I Don't Know How She Does It
,” boomed the boom operator.

•   •   •

T
HERE WAS ONE PLACE
in her neighborhood that Julia avoided, a playground on East Thirteenth between Avenues B and C, a relatively pleasant, clean spot, with a metal climbing frame, a few actual trees, and two pergolas on each side that were covered in jasmine in May. She took the ugly dog on circuitous routes around it, for it was somewhere she had no desire to see again. It was a key location, the scene of the “inciting incident,” the snapping point, the straw that broke the camel's back (and Julia was the camel).

It happened on a Wednesday and, that evening, Julia waited until Kristian came home after another futile day
drumming up business
, which seemed mainly to be playing backgammon on his laptop and drinking too many beers, and walked out of the loft on Rivington Street. She took a cab to the small apartment on East Tenth (the unpleasant and litigious life coaches had terrorized her most recent tenant out of the building), pulled the sofa bed out, and crashed for eighteen hours. She did not come back.

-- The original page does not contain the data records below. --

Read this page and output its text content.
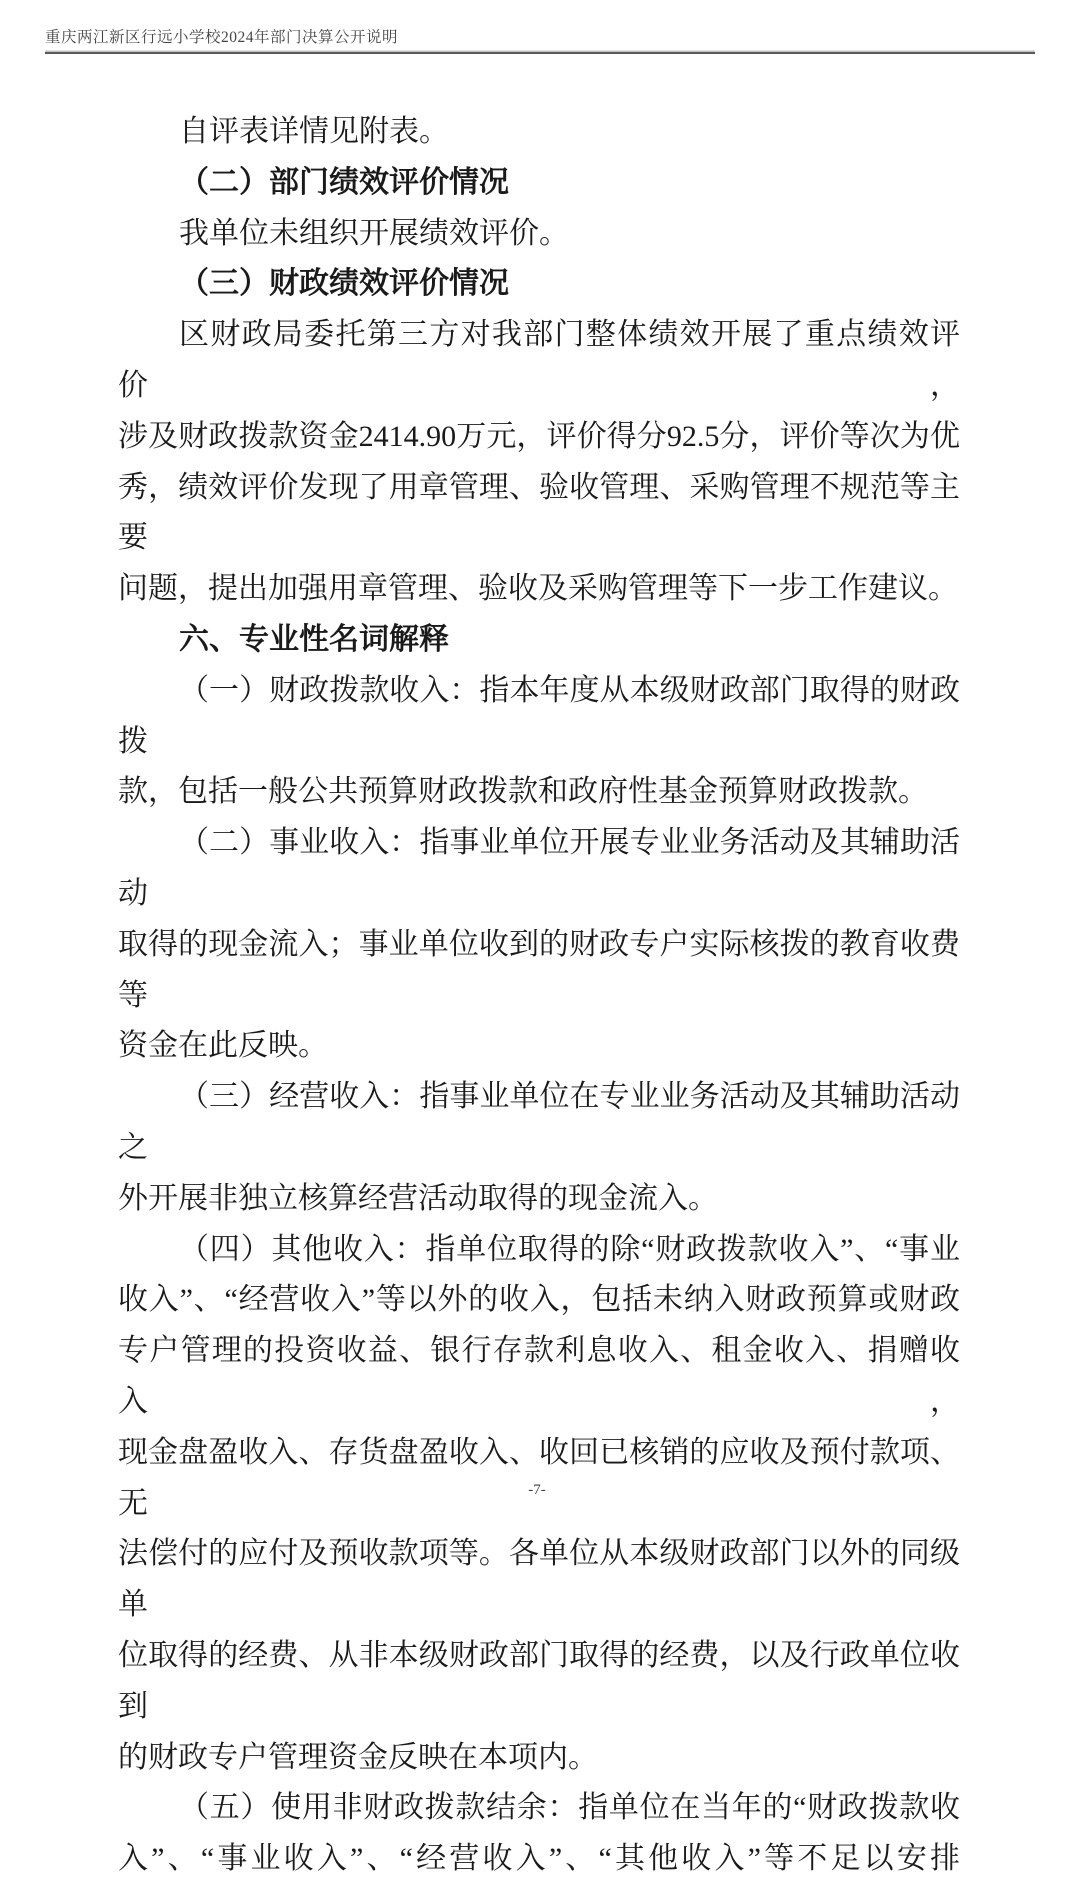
重庆两江新区行远小学校2024年部门决算公开说明
自评表详情见附表。
（二）部门绩效评价情况
我单位未组织开展绩效评价。
（三）财政绩效评价情况
区财政局委托第三方对我部门整体绩效开展了重点绩效评价，
涉及财政拨款资金2414.90万元，评价得分92.5分，评价等次为优
秀，绩效评价发现了用章管理、验收管理、采购管理不规范等主要
问题，提出加强用章管理、验收及采购管理等下一步工作建议。
六、专业性名词解释
（一）财政拨款收入：指本年度从本级财政部门取得的财政拨
款，包括一般公共预算财政拨款和政府性基金预算财政拨款。
（二）事业收入：指事业单位开展专业业务活动及其辅助活动
取得的现金流入；事业单位收到的财政专户实际核拨的教育收费等
资金在此反映。
（三）经营收入：指事业单位在专业业务活动及其辅助活动之
外开展非独立核算经营活动取得的现金流入。
（四）其他收入：指单位取得的除“财政拨款收入”、“事业
收入”、“经营收入”等以外的收入，包括未纳入财政预算或财政
专户管理的投资收益、银行存款利息收入、租金收入、捐赠收入，
现金盘盈收入、存货盘盈收入、收回已核销的应收及预付款项、无
法偿付的应付及预收款项等。各单位从本级财政部门以外的同级单
位取得的经费、从非本级财政部门取得的经费，以及行政单位收到
的财政专户管理资金反映在本项内。
（五）使用非财政拨款结余：指单位在当年的“财政拨款收
入”、“事业收入”、“经营收入”、“其他收入”等不足以安排
-7-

Julia and Kristian lived separately, Kristian in the loft with the kids, Julia in the small apartment with her laptop. They took turns taking Romy and Lee to school. Kristian stopped working “outside the home” (Christy told Julia he kept saying this). Julia paid all the bills. Apart from the month Julia spent at the Wellness Center, they swapped over most weekends. Julia became reacquainted with sleep and, although the dull ache of separation never left her (the umbilical cords had been physically cut, but Julia felt them dangling from her heart, invisible to all but her, like amputated limbs), she discovered she could hang out with her children, and enjoy them and even get them to do what she asked, something which had seemed almost impossible before. When she rang her mother to tell her this, there was no weird laughter or heartbreaking begging. Julia's mother was matter-of-fact.

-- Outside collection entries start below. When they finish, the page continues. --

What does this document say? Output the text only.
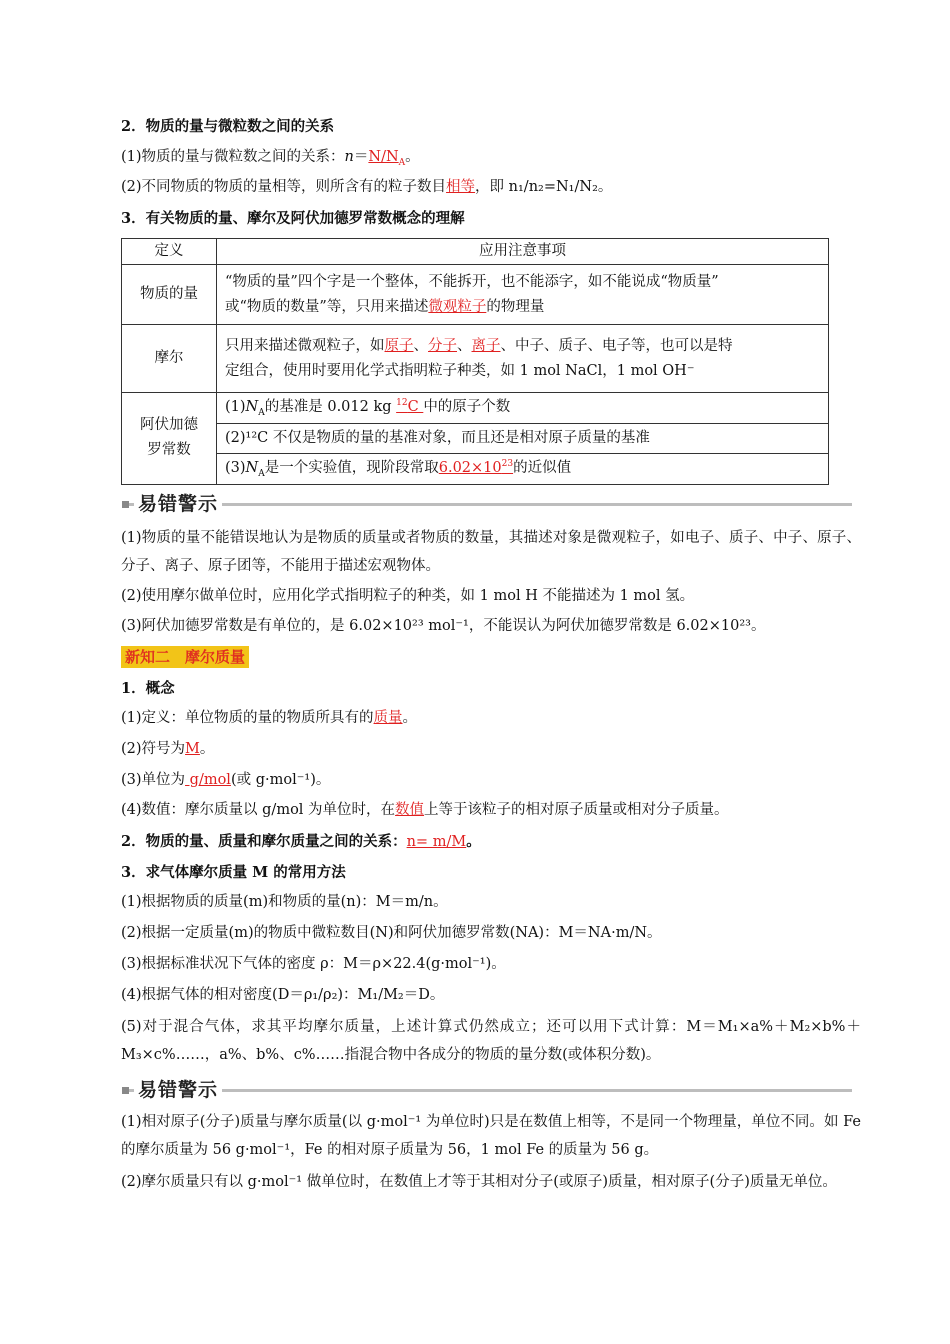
2．物质的量与微粒数之间的关系
(1)物质的量与微粒数之间的关系：$n=N/N_A$。
(2)不同物质的物质的量相等，则所含有的粒子数目相等，即 n₁/n₂=N₁/N₂。
3．有关物质的量、摩尔及阿伏加德罗常数概念的理解
定义	应用注意事项
物质的量	“物质的量”四个字是一个整体，不能拆开，也不能添字，如不能说成“物质量”
或“物质的数量”等，只用来描述微观粒子的物理量

摩尔	只用来描述微观粒子，如原子、分子、离子、中子、质子、电子等，也可以是特
定组合，使用时要用化学式指明粒子种类，如 1 mol NaCl，1 mol OH⁻

阿伏加德
罗常数	$(1)N_A$的基准是 0.012 kg $^{12}$C 中的原子个数
	(2)¹²C 不仅是物质的量的基准对象，而且还是相对原子质量的基准
	$(3)N_A$是一个实验值，现阶段常取$6.02\times 10^{23}$的近似值
易错警示
(1)物质的量不能错误地认为是物质的质量或者物质的数量，其描述对象是微观粒子，如电子、质子、中子、原子、分子、离子、原子团等，不能用于描述宏观物体。
(2)使用摩尔做单位时，应用化学式指明粒子的种类，如 1 mol H 不能描述为 1 mol 氢。
(3)阿伏加德罗常数是有单位的，是 6.02×10²³ mol⁻¹，不能误认为阿伏加德罗常数是 6.02×10²³。
新知二　摩尔质量
1．概念
(1)定义：单位物质的量的物质所具有的质量。
(2)符号为M。
(3)单位为 g/mol(或 g·mol⁻¹)。
(4)数值：摩尔质量以 g/mol 为单位时，在数值上等于该粒子的相对原子质量或相对分子质量。
2．物质的量、质量和摩尔质量之间的关系：n= m/M。
3．求气体摩尔质量 M 的常用方法
(1)根据物质的质量(m)和物质的量(n)：M＝m/n。
(2)根据一定质量(m)的物质中微粒数目(N)和阿伏加德罗常数(NA)：M＝NA·m/N。
(3)根据标准状况下气体的密度 ρ：M＝ρ×22.4(g·mol⁻¹)。
(4)根据气体的相对密度(D＝ρ₁/ρ₂)：M₁/M₂＝D。
(5)对于混合气体，求其平均摩尔质量，上述计算式仍然成立；还可以用下式计算：M＝M₁×a%＋M₂×b%＋M₃×c%……，a%、b%、c%……指混合物中各成分的物质的量分数(或体积分数)。
易错警示
(1)相对原子(分子)质量与摩尔质量(以 g·mol⁻¹ 为单位时)只是在数值上相等，不是同一个物理量，单位不同。如 Fe 的摩尔质量为 56 g·mol⁻¹，Fe 的相对原子质量为 56，1 mol Fe 的质量为 56 g。
(2)摩尔质量只有以 g·mol⁻¹ 做单位时，在数值上才等于其相对分子(或原子)质量，相对原子(分子)质量无单位。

“It may work better for you all,” she said. “I was talking to some parents last week, and the mother said that the only good thing about their separation was that they both got time off from their kids.”

This reminded Julia of a college friend of hers who had rediscovered religion in order to escape her three sons for two hours every Sunday.

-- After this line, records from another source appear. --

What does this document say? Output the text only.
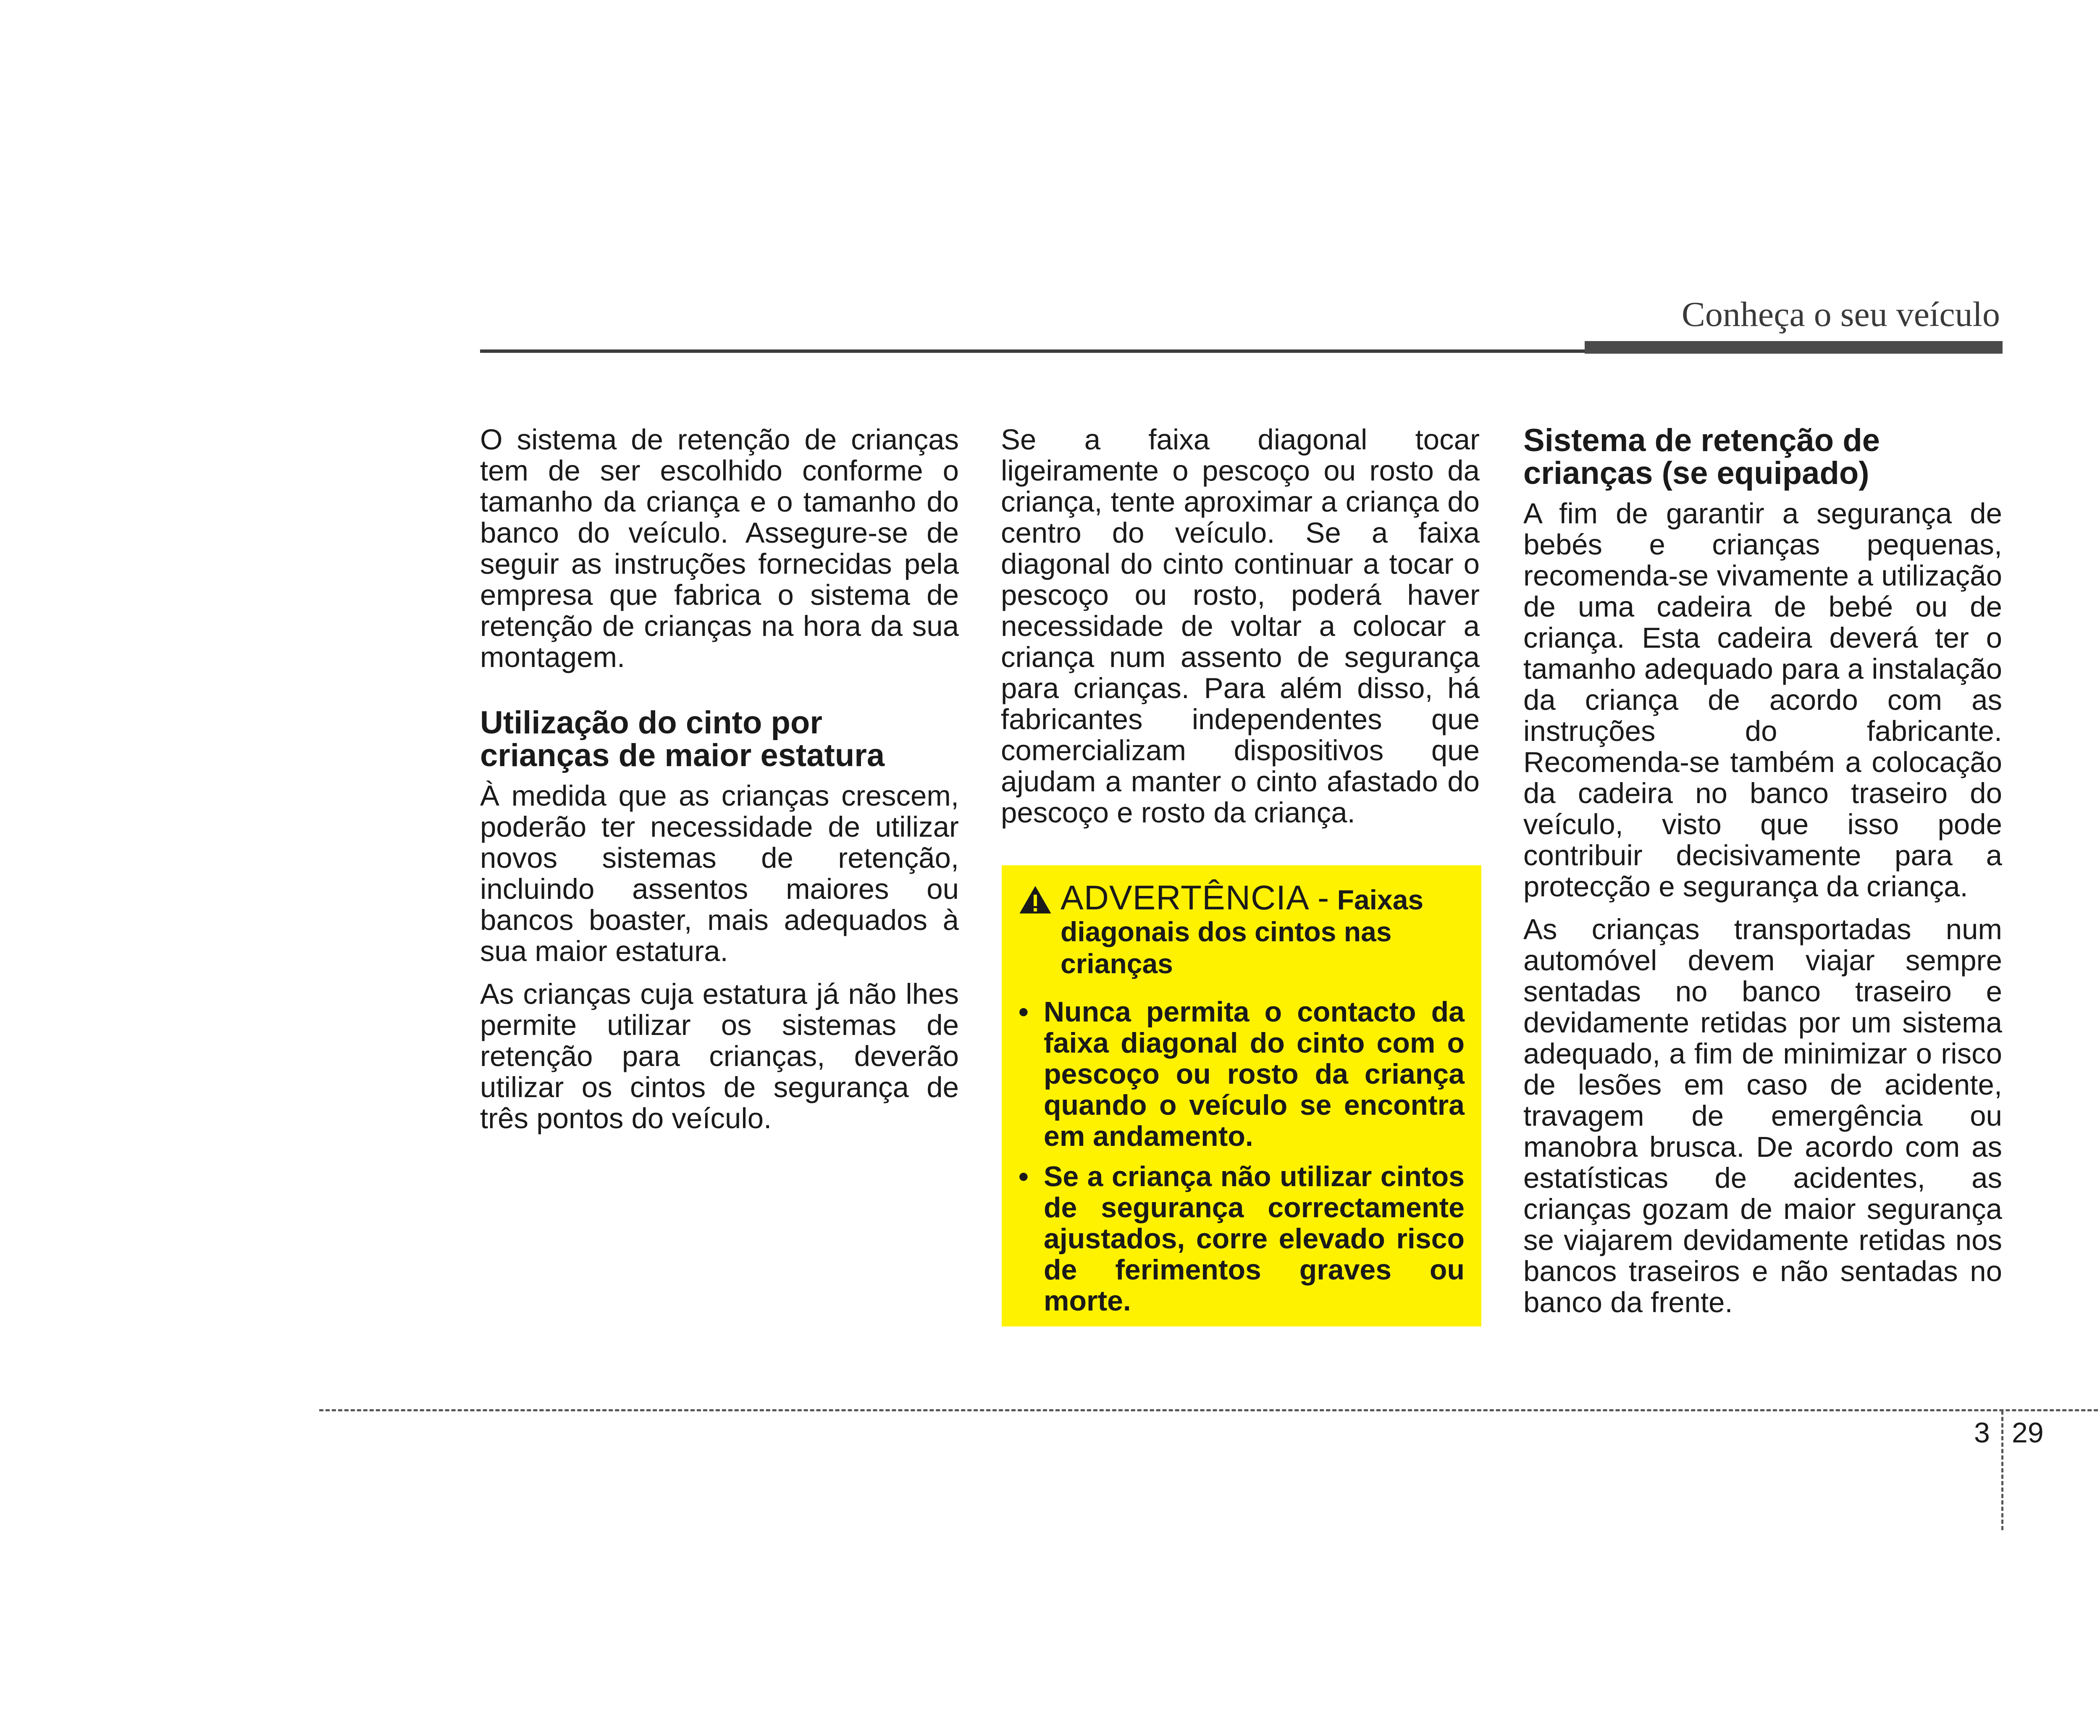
Conheça o seu veículo

O sistema de retenção de crianças tem de ser escolhido conforme o tamanho da criança e o tamanho do banco do veículo. Assegure-se de seguir as instruções fornecidas pela empresa que fabrica o sistema de retenção de crianças na hora da sua montagem.

Utilização do cinto por crianças de maior estatura

À medida que as crianças crescem, poderão ter necessidade de utilizar novos sistemas de retenção, incluindo assentos maiores ou bancos boaster, mais adequados à sua maior estatura.

As crianças cuja estatura já não lhes permite utilizar os sistemas de retenção para crianças, deverão utilizar os cintos de segurança de três pontos do veículo.

Se a faixa diagonal tocar ligeiramente o pescoço ou rosto da criança, tente aproximar a criança do centro do veículo. Se a faixa diagonal do cinto continuar a tocar o pescoço ou rosto, poderá haver necessidade de voltar a colocar a criança num assento de segurança para crianças. Para além disso, há fabricantes independentes que comercializam dispositivos que ajudam a manter o cinto afastado do pescoço e rosto da criança.

ADVERTÊNCIA - Faixas diagonais dos cintos nas crianças
• Nunca permita o contacto da faixa diagonal do cinto com o pescoço ou rosto da criança quando o veículo se encontra em andamento.
• Se a criança não utilizar cintos de segurança correctamente ajustados, corre elevado risco de ferimentos graves ou morte.
Sistema de retenção de crianças (se equipado)

A fim de garantir a segurança de bebés e crianças pequenas, recomenda-se vivamente a utilização de uma cadeira de bebé ou de criança. Esta cadeira deverá ter o tamanho adequado para a instalação da criança de acordo com as instruções do fabricante. Recomenda-se também a colocação da cadeira no banco traseiro do veículo, visto que isso pode contribuir decisivamente para a protecção e segurança da criança.

As crianças transportadas num automóvel devem viajar sempre sentadas no banco traseiro e devidamente retidas por um sistema adequado, a fim de minimizar o risco de lesões em caso de acidente, travagem de emergência ou manobra brusca. De acordo com as estatísticas de acidentes, as crianças gozam de maior segurança se viajarem devidamente retidas nos bancos traseiros e não sentadas no banco da frente.

3 29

One Saturday the second month, one of Kristian's former partners suggested they go to a yoga course together (they had both discovered yoga as a displacement activity from the website design business), and Kristian found his calling. He decided to train as an instructor, traveling upstate most Friday nights. He didn't ask for much money for himself (he was far cheaper than an undocumented, resentful nanny), and, although it was expensive to run the two apartments, Julia could never have guessed the dramatic effect the new arrangement would have on her career.

She won an Emmy. She got a new agent. The new agent, Clarice, shouted,
“There's a new sheriff in town!”
at the Asshole and got Julia off the Crime Show. She then negotiated a deal with a studio and instructed Julia to write romantic comedy. Clarice told Julia that Julia had been brutalized by her work environment, and it was time for her to get back in touch with her woman-y side. Although Julia thought that was rich coming from someone who had turned an anger-management problem into a negotiation technique, she appreciated Clarice's point. While
ALWAYS BLAME, NEVER APOLOGIZE
might be the way to terrorize the Writers Room, it is not the basis for successful interpersonal relationships.